HLS (HTTP Live Streaming)
Multi-resolution adaptive streaming:
- Multi-resolution Support: 1080p, 720p, and 480p variants
- 5-second Segments: Optimal balance between quality and latency
- Master Playlist: Automatic playlist generation with bandwidth hints
- H.264 Encoding: Broad device compatibility
- AAC Audio: High-quality audio encoding
- Independent Segments: Enable efficient seeking and caching
Encoding Profiles:
- 1080p: 5000k video bitrate, 128k audio
- 720p: 3000k video bitrate, 128k audio
- 480p: 1500k video bitrate, 128k audio
DASH (Dynamic Adaptive Streaming over HTTP)

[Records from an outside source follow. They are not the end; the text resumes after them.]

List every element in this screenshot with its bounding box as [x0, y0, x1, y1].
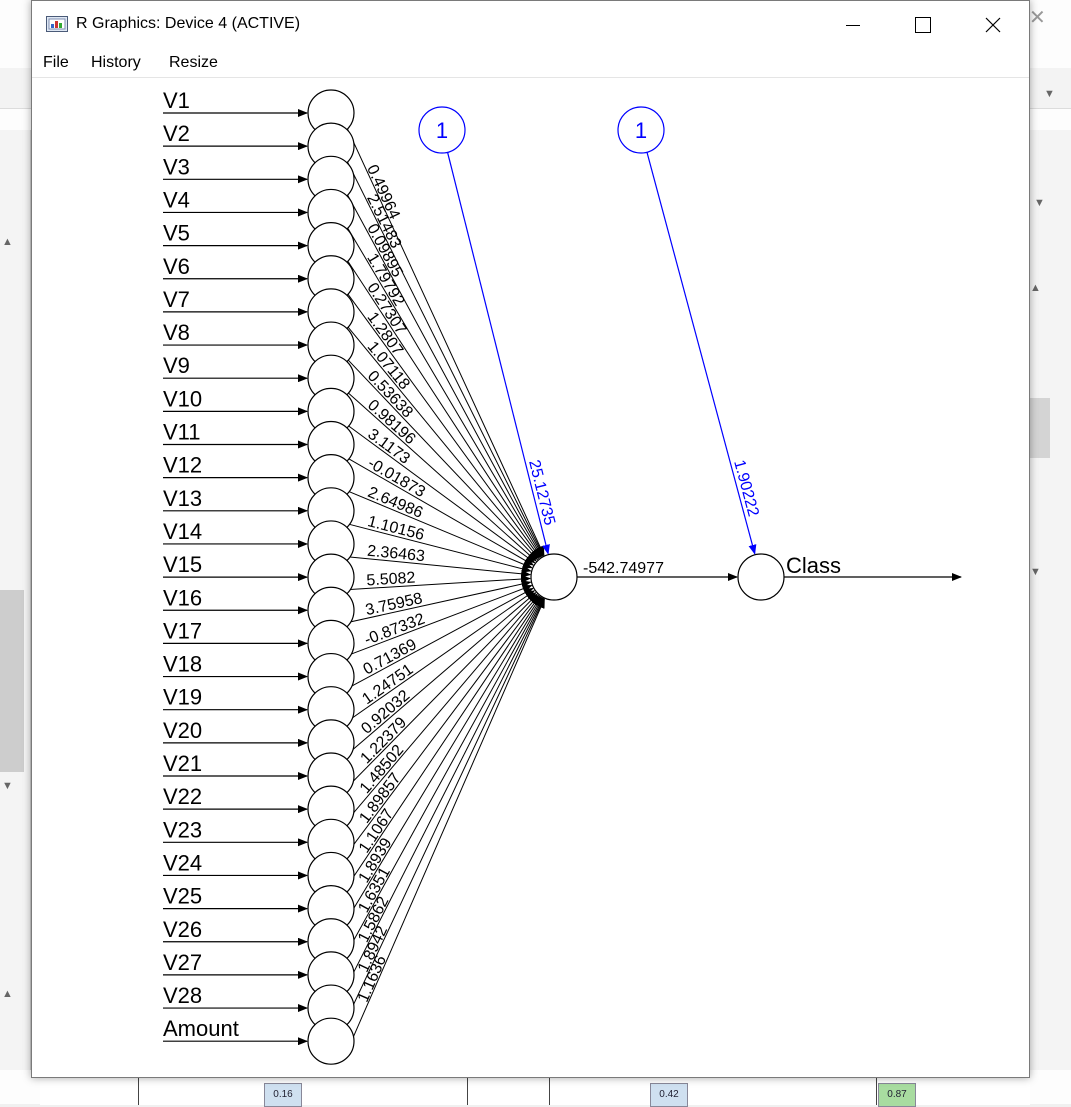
background-scroll-up-icon[interactable]: ▲: [1030, 282, 1041, 294]
input-label: V15: [163, 552, 202, 577]
input-label: V16: [163, 585, 202, 610]
input-label: V9: [163, 353, 190, 378]
input-label: V26: [163, 917, 202, 942]
menu-history[interactable]: History: [91, 54, 141, 72]
r-graphics-window: R Graphics: Device 4 (ACTIVE) File Histo…: [31, 0, 1030, 1078]
background-scroll-up-icon[interactable]: ▲: [2, 988, 13, 1000]
input-label: Amount: [163, 1016, 239, 1041]
menu-resize[interactable]: Resize: [169, 54, 218, 72]
input-label: V13: [163, 486, 202, 511]
input-label: V5: [163, 221, 190, 246]
input-label: V27: [163, 950, 202, 975]
background-scroll-thumb[interactable]: [0, 590, 24, 772]
input-label: V22: [163, 784, 202, 809]
background-scroll-up-icon[interactable]: ▲: [2, 236, 13, 248]
background-value-chip: 0.16: [264, 1083, 302, 1107]
weight-label: 5.5082: [366, 569, 416, 589]
maximize-icon: [915, 17, 931, 33]
background-close-icon[interactable]: ✕: [1029, 5, 1046, 30]
hidden-node: [530, 553, 578, 601]
input-label: V17: [163, 618, 202, 643]
neural-network-plot: V1 V2 V3 V4 V5 V6 V7 V8 V9 V10 V11 V12 V13 V14 V15 V16 V…: [163, 88, 962, 1065]
background-value-chip: 0.42: [650, 1083, 688, 1107]
input-label: V20: [163, 718, 202, 743]
close-icon: [985, 17, 1001, 33]
background-scroll-down-icon[interactable]: ▼: [2, 780, 13, 792]
window-title: R Graphics: Device 4 (ACTIVE): [76, 15, 301, 32]
title-bar[interactable]: R Graphics: Device 4 (ACTIVE): [32, 1, 1029, 49]
input-label: V18: [163, 652, 202, 677]
input-label: V10: [163, 386, 202, 411]
background-right-scroll-thumb[interactable]: [1028, 398, 1050, 458]
background-dropdown-icon[interactable]: ▼: [1044, 88, 1055, 100]
input-label: V4: [163, 187, 190, 212]
input-label: V2: [163, 121, 190, 146]
output-label: Class: [786, 553, 841, 578]
background-value-chip: 0.87: [878, 1083, 916, 1107]
bias-node-label: 1: [436, 118, 448, 143]
background-scroll-down-icon[interactable]: ▼: [1030, 566, 1041, 578]
r-graphics-app-icon: [46, 16, 68, 32]
input-node: [307, 1017, 355, 1065]
input-label: V28: [163, 983, 202, 1008]
input-label: V1: [163, 88, 190, 113]
input-label: V3: [163, 154, 190, 179]
minimize-button[interactable]: [818, 1, 888, 49]
menu-file[interactable]: File: [43, 54, 69, 72]
bias-node-label: 1: [635, 118, 647, 143]
minimize-icon: [846, 25, 860, 26]
input-label: V7: [163, 287, 190, 312]
input-label: V24: [163, 850, 202, 875]
menu-bar: File History Resize: [32, 49, 1029, 78]
input-label: V21: [163, 751, 202, 776]
input-label: V25: [163, 884, 202, 909]
background-dropdown-icon[interactable]: ▼: [1034, 197, 1045, 209]
maximize-button[interactable]: [888, 1, 958, 49]
input-label: V23: [163, 817, 202, 842]
close-button[interactable]: [958, 1, 1028, 49]
background-right-panel: [1028, 130, 1071, 1070]
bias-weight-label: 1.90222: [730, 458, 761, 518]
input-label: V14: [163, 519, 202, 544]
input-label: V6: [163, 254, 190, 279]
weight-label: 2.36463: [366, 543, 425, 566]
output-node: [737, 553, 785, 601]
input-label: V19: [163, 685, 202, 710]
background-table: 0.16 0.42 0.87: [40, 1076, 1030, 1107]
bias-weight-label: 25.12735: [525, 458, 558, 527]
hidden-output-weight-label: -542.74977: [583, 560, 664, 577]
input-label: V8: [163, 320, 190, 345]
input-label: V11: [163, 420, 201, 445]
input-label: V12: [163, 453, 202, 478]
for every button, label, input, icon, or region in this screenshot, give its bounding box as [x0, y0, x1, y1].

Alternative adaptive streaming format:
- MPD Manifest: Media Presentation Description generation
- H.264 Encoding: Consistent codec support
- Multi-bitrate Support: Automatic quality selection
WebM Support
Modern web format encoding:
- VP9 Video: Efficient video compression
- Opus Audio: High-quality audio codec
- WebP Images: Modern image format with superior compression
Thumbnail Generation
Comprehensive thumbnail support:
- Video Thumbnails: Up to 25 thumbnails per video (configurable interval)

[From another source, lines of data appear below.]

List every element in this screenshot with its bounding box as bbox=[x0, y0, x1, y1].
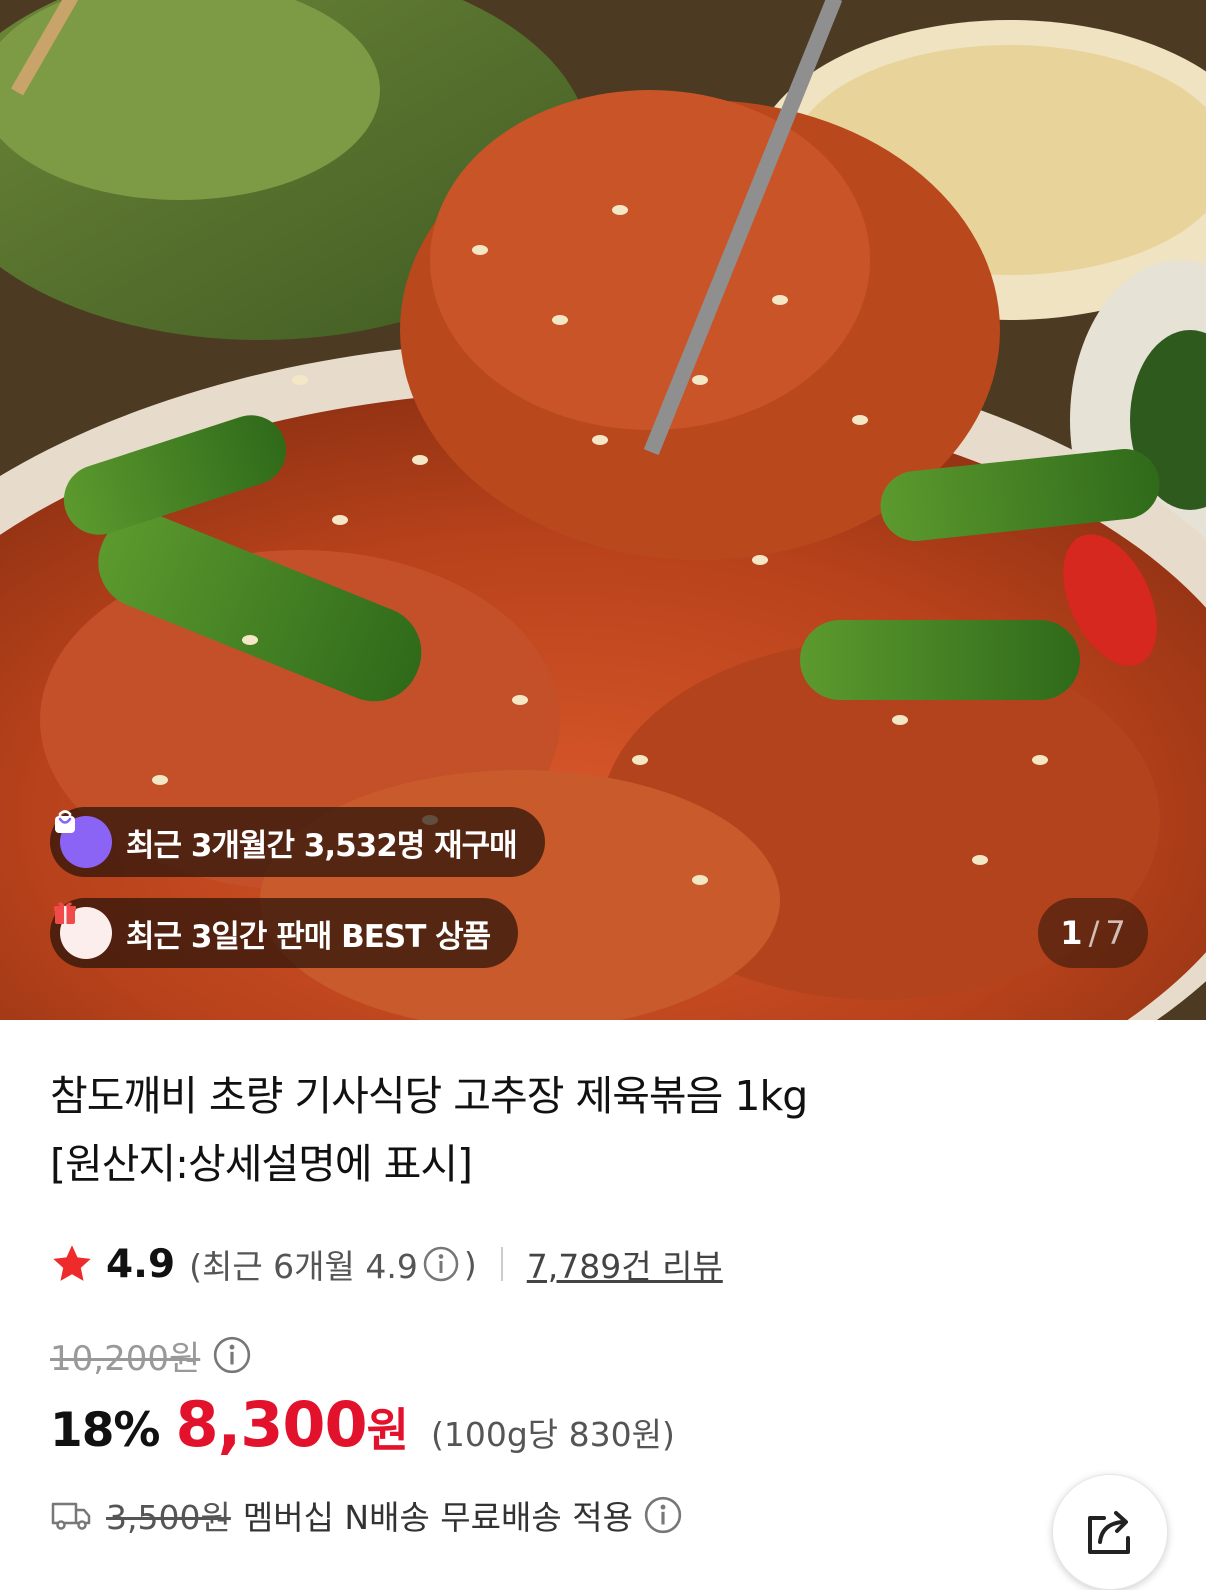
product-title-line2: [원산지:상세설명에 표시] bbox=[50, 1140, 473, 1188]
image-pager: 1 / 7 bbox=[1038, 898, 1148, 968]
original-price: 10,200원 bbox=[50, 1338, 201, 1379]
divider bbox=[500, 1247, 503, 1281]
shipping-info-icon[interactable] bbox=[643, 1495, 683, 1535]
price-row: 18% 8,300 원 (100g당 830원) bbox=[50, 1388, 675, 1468]
gift-box-icon bbox=[54, 902, 112, 959]
sale-price-unit: 원 bbox=[366, 1403, 409, 1457]
sale-price: 8,300 bbox=[175, 1388, 368, 1461]
rating-score: 4.9 bbox=[106, 1241, 176, 1287]
truck-icon bbox=[51, 1502, 91, 1530]
info-icon[interactable] bbox=[422, 1245, 460, 1283]
review-count-link[interactable]: 7,789건 리뷰 bbox=[527, 1240, 723, 1288]
best-seller-badge-text: 최근 3일간 판매 BEST 상품 bbox=[126, 918, 491, 955]
original-price-row: 10,200원 bbox=[50, 1330, 252, 1380]
unit-price: (100g당 830원) bbox=[430, 1415, 675, 1454]
recent-rating: (최근 6개월 4.9 bbox=[189, 1247, 418, 1286]
repurchase-badge: 최근 3개월간 3,532명 재구매 bbox=[50, 807, 545, 877]
best-seller-badge: 최근 3일간 판매 BEST 상품 bbox=[50, 898, 519, 968]
discount-rate: 18% bbox=[50, 1403, 160, 1458]
product-title-line1: 참도깨비 초량 기사식당 고추장 제육볶음 1kg bbox=[50, 1072, 808, 1120]
price-info-icon[interactable] bbox=[212, 1335, 252, 1375]
share-button[interactable] bbox=[1052, 1474, 1168, 1590]
pager-current: 1 bbox=[1060, 914, 1083, 952]
star-icon bbox=[53, 1245, 91, 1281]
share-icon bbox=[1088, 1511, 1130, 1554]
product-image-carousel[interactable]: 최근 3개월간 3,532명 재구매 최근 3일간 판매 BEST 상품 1 /… bbox=[0, 0, 1206, 1020]
shipping-original-fee: 3,500원 bbox=[106, 1498, 231, 1537]
pager-total: 7 bbox=[1105, 914, 1126, 952]
pager-separator: / bbox=[1088, 914, 1100, 952]
shopping-bag-icon bbox=[55, 810, 112, 868]
product-title: 참도깨비 초량 기사식당 고추장 제육볶음 1kg [원산지:상세설명에 표시] bbox=[50, 1062, 990, 1198]
recent-rating-close: ) bbox=[463, 1244, 477, 1284]
shipping-text: 멤버십 N배송 무료배송 적용 bbox=[242, 1498, 633, 1537]
shipping-row: 3,500원 멤버십 N배송 무료배송 적용 bbox=[50, 1490, 683, 1540]
rating-row: 4.9 (최근 6개월 4.9 ) 7,789건 리뷰 bbox=[50, 1238, 723, 1290]
repurchase-badge-text: 최근 3개월간 3,532명 재구매 bbox=[126, 827, 518, 864]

- Spectrogram Thumbnails: For audio files
- Image Thumbnails: Scaled versions of images
- WebP Format: Efficient thumbnail storage
- Timestamp Association: Each thumbnail linked to video timestamp
Poster Images
High-quality poster generation:
- Video Posters: Extracted from video content using thumbnail algorithm
- Audio Posters: Spectrogram-based posters
- Image Posters: Scaled versions of images
- Optimal Sizing: 1280px width for video posters
Transcript Support
Text content extraction:
- Transcript Storage: Organized transcript file management
- API Integration: Ready for transcription service integration
- Structured Format: Plain text transcripts with metadata
Processing Features
Advanced processing capabilities:
- Asynchronous Processing: Background worker processing
- Error Handling: Comprehensive error tracking and reporting
- Status Tracking: Real-time processing status updates
- Requeue Support: Retry failed processing jobs
- Metadata Extraction: Duration, dimensions, aspect ratios
- Format Detection: Automatic media type detection
API Endpoints
RESTful API for accessing processed media:
- Media Metadata:
/api/v1/media/{media_id} - HLS Playback:
/api/v1/media/{media_id}/hls/{file_path} - DASH Playback:
/api/v1/media/{media_id}/dash/{file_path} - Thumbnail Access:
/api/v1/media/{media_id}/serve/thumbnail/{file_path} - Poster Access:
/api/v1/media/{media_id}/serve/poster/{file_path} - Transcript Access:
/api/v1/media/{media_id}/serve/transcript/{file_path}
Technology Stack
Backend
- FastAPI: Modern Python web framework
- PostgreSQL: Relational database with JSONB support
- Redis: Job queue and caching
- Alembic: Database migrations
- FFmpeg: Media transcoding
- HlsKit-Py: Advanced HLS processing (optional)
iOS
- Swift 5.9+: Modern Swift language features
- SwiftUI: Declarative UI framework
- AVFoundation: Media playback and processing
- CoreML: On-device machine learning
- Vision Framework: Computer vision tasks
- Combine: Reactive programming
Web
- Flask: Python web framework
- Tailwind CSS: Utility-first CSS framework
- JavaScript: Client-side interactivity
Deployment
The repository includes comprehensive deployment support:
- Docker: Multi-stage Dockerfiles for different components
- Docker Compose: Local development environment
- Nginx Configuration: Production-ready reverse proxy setup
- Deployment Scripts: Automated deployment workflows
- Multi-architecture Support: ARM64 and x86_64 support
Summary
The Qasar Media Server provides a complete solution for:
- Scalable Media Upload: Chunked uploads with resume support
- Intelligent Processing: Automated transcoding to multiple adaptive formats
- High-Quality Playback: HLS/DASH adaptive streaming with multi-resolution support
- AI-Powered Labeling: On-device CLIP and YOLO integration for automatic labeling
- Content Moderation: Label bank system for safety and compliance
- Easy Integration: Swift packages for seamless iOS integration
- Sample Applications: Complete reference implementations
Perfect for building modern media applications with advanced AI capabilities and professional-grade adaptive streaming.